A jury verdict may be coerced if the jury is required to deliberate until an unreasonable hour. People v Cook, 130 Mich. App. 203, 206; 342 NW2d 628 (1983). We specifically disapprove of the court's actions here: the jury was not sent out to deliberate until 5:50 P.M., a review of the situation was to have been undertaken at 6:30 P.M., but no such review was undertaken on the record, and, further the trial court refused to disclose its schedule. The jury finally reached a verdict at 9:40 P.M.

We note that this was a complex trial that lasted six weeks. However, although in the proper case this procedure could lead to reversal, we do not find it so unreasonable as to constitute independent grounds for reversal in this particular case. This is especially true given the lack of any further objection by counsel on the record.

Amo and Valin argue that the cumulative effect of all the errors in this case denied them a fair trial. We disagree and note that, on this record, the evidence against them was overwhelming.

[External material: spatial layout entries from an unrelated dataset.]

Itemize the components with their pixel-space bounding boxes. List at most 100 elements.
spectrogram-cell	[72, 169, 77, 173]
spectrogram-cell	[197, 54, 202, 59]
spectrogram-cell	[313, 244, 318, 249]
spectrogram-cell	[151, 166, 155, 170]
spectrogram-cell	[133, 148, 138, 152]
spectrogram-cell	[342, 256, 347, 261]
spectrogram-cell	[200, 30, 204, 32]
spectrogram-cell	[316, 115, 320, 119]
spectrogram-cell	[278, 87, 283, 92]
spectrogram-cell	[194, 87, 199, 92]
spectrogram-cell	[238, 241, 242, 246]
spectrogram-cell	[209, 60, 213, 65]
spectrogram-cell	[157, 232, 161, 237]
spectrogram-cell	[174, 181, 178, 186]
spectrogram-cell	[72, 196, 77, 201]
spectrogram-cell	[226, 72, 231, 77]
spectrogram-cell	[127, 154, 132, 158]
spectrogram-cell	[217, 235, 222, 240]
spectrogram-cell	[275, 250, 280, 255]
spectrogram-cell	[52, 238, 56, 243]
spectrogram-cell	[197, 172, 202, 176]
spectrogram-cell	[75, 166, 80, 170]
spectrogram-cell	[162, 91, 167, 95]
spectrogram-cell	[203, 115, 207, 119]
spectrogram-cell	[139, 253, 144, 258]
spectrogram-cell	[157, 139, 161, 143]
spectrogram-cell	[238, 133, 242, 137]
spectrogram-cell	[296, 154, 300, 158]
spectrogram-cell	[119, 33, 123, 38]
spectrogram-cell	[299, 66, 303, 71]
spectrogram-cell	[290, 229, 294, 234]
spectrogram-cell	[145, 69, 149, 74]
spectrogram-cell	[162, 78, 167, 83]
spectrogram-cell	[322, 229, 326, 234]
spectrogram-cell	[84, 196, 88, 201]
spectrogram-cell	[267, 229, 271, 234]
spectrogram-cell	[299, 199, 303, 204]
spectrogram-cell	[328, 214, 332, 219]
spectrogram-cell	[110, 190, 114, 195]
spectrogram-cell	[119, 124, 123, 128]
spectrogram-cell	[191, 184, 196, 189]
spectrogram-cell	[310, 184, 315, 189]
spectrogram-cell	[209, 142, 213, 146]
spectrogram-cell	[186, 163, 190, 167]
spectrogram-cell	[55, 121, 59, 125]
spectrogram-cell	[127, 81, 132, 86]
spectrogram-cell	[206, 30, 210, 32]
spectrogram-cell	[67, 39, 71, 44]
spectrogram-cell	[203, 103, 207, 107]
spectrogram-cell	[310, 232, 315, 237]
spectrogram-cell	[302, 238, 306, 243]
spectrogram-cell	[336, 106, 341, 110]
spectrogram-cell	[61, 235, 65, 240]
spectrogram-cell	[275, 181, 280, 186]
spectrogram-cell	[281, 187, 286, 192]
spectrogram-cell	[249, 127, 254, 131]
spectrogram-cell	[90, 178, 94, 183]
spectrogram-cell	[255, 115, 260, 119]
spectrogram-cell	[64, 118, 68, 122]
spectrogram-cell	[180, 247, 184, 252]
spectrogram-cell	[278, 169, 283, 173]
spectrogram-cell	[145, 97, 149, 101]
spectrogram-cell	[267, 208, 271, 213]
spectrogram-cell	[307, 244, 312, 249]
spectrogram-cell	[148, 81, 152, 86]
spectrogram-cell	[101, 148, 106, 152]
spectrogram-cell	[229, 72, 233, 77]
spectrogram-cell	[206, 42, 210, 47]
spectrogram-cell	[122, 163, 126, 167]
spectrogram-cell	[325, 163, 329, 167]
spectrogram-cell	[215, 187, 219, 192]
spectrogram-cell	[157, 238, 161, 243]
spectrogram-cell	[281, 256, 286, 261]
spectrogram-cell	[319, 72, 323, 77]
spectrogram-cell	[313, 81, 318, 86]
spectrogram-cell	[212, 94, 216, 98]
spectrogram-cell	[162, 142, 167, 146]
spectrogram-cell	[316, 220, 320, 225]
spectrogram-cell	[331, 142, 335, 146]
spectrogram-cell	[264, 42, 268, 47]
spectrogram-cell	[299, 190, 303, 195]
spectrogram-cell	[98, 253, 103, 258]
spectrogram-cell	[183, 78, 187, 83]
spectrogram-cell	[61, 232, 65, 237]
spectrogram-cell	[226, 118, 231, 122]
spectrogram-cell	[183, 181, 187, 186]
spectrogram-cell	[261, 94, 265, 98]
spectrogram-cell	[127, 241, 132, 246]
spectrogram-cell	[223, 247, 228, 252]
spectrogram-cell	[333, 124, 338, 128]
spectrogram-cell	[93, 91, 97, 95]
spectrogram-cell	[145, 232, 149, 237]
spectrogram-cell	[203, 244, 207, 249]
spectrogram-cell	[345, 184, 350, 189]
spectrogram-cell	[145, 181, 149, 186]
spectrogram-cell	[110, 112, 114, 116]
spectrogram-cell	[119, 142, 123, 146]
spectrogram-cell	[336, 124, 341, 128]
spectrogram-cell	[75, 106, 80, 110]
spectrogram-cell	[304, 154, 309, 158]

Defendants next challenge the constitutionality of their mandatory life sentences. The sentences are not constitutionally infirm. See People v Fluker, 442 Mich. 891 (1993); People v Lopez, 442 Mich. 889 (1993).

Reversed.

MURPHY, J., concurred in the result only.

NOTES

[1] We will address the question whether certain alleged errors were harmless in the context of this record, as though we were not going to reverse defendants' convictions. That is, assuming that there were no other errors requiring reversal of the convictions, would this alleged error be harmless beyond a reasonable doubt.

[2] We question, without deciding, whether it was proper for the prosecutor to pursue separately charges against Cadle arising out of the cocaine found in his home when the possession of that cocaine appears to have been part of the conspiracy charged here.